Sotto la luce giallastra e liquida del lampadario dondolante per il vento ripensò alla piccola Giulia ed a tutte le lettere che aveva pensato, camminando, e che non le aveva più scritto convinto l’avrebbe annoiata. Sentì dentro la devastante sensazione di non averle trasferito ne tanto meno insegnato niente e si rassegnò a darsi ancora un pessimo voto.
Ebbe chiarissime quelle labbra così perfette da infastidire: Loretta.
Le vide lì davanti così perfette da sembrare disegnate e le ricordò serrate, ma naturalmente, soffici e profumate. Quell’aria così profumata e respirata fine, come non fosse mai stata consumata ma arricchita, come se i suoi polmoni potessero carburare l’aria e rimetterla in circo migliorata, come potesse fungere da benzina per tirare avanti e far girare quel motore che sentiva nello stomaco quando mangiando le sedeva davanti e non riusciva a trovare il filo d’un discorso che gli sembrasse naturale.

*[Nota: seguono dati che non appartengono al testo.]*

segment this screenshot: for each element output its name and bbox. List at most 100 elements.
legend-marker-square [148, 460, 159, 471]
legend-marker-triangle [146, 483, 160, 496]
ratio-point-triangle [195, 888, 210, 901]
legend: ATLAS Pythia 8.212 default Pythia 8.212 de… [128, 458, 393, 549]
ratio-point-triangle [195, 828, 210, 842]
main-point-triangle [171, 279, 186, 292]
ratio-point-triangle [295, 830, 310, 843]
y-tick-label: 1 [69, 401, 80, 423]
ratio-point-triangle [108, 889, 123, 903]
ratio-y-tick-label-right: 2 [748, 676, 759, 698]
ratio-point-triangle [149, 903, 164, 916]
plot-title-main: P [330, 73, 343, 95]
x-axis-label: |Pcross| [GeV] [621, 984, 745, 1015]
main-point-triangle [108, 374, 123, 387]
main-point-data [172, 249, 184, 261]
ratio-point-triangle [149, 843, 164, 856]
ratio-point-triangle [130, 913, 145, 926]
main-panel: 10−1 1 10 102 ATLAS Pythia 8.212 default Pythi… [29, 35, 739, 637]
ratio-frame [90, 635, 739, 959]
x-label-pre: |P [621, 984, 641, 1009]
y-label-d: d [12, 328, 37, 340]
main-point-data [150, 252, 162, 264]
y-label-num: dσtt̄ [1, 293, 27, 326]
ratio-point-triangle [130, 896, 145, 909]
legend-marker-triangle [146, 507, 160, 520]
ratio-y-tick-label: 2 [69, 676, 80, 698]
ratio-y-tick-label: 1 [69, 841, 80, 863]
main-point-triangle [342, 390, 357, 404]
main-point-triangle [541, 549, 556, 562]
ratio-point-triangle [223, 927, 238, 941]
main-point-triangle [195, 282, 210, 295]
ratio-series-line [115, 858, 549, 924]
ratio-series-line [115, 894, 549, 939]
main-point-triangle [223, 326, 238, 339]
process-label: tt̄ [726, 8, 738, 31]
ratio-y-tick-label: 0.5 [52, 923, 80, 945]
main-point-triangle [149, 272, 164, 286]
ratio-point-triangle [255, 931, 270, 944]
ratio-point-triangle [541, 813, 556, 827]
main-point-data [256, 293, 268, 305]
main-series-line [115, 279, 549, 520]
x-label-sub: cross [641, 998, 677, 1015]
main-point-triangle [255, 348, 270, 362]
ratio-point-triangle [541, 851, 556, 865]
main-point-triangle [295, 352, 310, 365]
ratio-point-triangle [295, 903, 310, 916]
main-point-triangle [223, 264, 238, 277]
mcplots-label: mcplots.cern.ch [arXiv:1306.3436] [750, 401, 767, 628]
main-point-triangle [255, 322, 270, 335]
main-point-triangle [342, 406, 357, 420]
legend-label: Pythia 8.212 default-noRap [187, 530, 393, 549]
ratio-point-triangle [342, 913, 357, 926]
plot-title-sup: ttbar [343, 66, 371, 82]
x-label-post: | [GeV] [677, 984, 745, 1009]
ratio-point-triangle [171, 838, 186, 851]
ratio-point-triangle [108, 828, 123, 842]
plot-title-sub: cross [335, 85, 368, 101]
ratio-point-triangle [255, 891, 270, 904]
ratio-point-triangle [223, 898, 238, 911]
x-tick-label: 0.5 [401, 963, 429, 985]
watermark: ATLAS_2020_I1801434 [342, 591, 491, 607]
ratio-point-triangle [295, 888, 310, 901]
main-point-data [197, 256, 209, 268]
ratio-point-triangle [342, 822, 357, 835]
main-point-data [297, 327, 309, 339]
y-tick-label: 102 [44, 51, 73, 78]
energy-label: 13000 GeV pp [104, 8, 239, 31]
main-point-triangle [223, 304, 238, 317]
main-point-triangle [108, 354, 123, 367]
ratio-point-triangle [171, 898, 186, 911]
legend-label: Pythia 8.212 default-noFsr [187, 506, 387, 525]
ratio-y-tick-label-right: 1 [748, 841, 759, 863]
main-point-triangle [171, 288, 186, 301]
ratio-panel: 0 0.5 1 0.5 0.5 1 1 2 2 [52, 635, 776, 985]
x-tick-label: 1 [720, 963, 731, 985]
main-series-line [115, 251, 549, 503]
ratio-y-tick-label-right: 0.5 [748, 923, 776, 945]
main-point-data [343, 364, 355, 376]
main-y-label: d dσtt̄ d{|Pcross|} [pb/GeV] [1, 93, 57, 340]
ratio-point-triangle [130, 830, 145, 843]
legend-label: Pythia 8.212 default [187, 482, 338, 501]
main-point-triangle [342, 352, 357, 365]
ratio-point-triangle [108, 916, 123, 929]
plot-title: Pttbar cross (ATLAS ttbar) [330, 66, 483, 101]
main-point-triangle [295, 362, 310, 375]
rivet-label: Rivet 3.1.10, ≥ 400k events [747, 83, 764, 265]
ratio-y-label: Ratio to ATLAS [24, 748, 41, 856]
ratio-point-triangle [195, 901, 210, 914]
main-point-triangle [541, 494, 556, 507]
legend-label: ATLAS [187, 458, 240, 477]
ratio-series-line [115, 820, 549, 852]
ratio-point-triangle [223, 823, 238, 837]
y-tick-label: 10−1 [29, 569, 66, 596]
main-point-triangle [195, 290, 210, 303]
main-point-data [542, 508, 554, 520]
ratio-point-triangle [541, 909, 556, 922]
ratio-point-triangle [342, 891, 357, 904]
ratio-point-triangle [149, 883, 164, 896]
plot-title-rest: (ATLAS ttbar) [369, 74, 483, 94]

Quelle lebbra scolpirono nuvole pesanti che sembrarono di piombo, quando gli disse che sarebbe andata via, quando lui avrebbe voluto il bottone stop, un nuovo ciak per girare ancora la scena, chiederle di far finta che non sarebbe stato così, come per soddisfare un pubblico, lui stesso, che da fuori guardava la scena.
Una scena che nessuno ripeté ne rigirò. Una scena reale e perfetta nella sua disarmante semplicità, così come quelle labbra, chiuse alla perfezione una sull’altra: un’immagine perfetta, un’altra foto che non seppe scattare per mancata prontezza, un’altra definizione che non seppe trovare.
Partire è un po morire.
Per lui lo fu del tutto. Il piccolo aereo è svenuto lì fra qualche desolata palma che da accesso al mare, dove la foresta infame, fitta, bastarda e primordiale lascia respirare chi arriva dall’entroterra della penisola.
Sono andato a prenderlo ed ho sorriso.
Aveva il grosso zaino, organizzato e strapieno, fra le gambe: seduto nel suo sedile aveva un’aria un pop scema e presuntuosa, rilassata, come avesse realizzato qualcosa. Forse non ha avuto il tempo di capire, pensare, ma la scena sembrava una pausa, una foto di un momento.
L’aereo piccolo ed inconsapevole forse è planato e poi atterrato di sasso.
È così che ho immaginato l’ultima sua notte.
Ho visto qualcuna delle sue foto, cercato di ricostruire un filo logico fra le pagine inumidite del piccolo blocco che aveva nella tasca dei pantaloni.
Pensieri strappati, piccole battute, orari di treni e bus citazioni di non so chi.
Così, sono stato costretto ad uscire e prendere un aereo.
Figlio di puttana, in un modo o nell’altro mi ha convinto.
Al suo viaggio manca un senso.
“più che a partire prova a tornare, perché il ritorno da senso al viaggio” aveva detto citando qualcuno che non ricordo.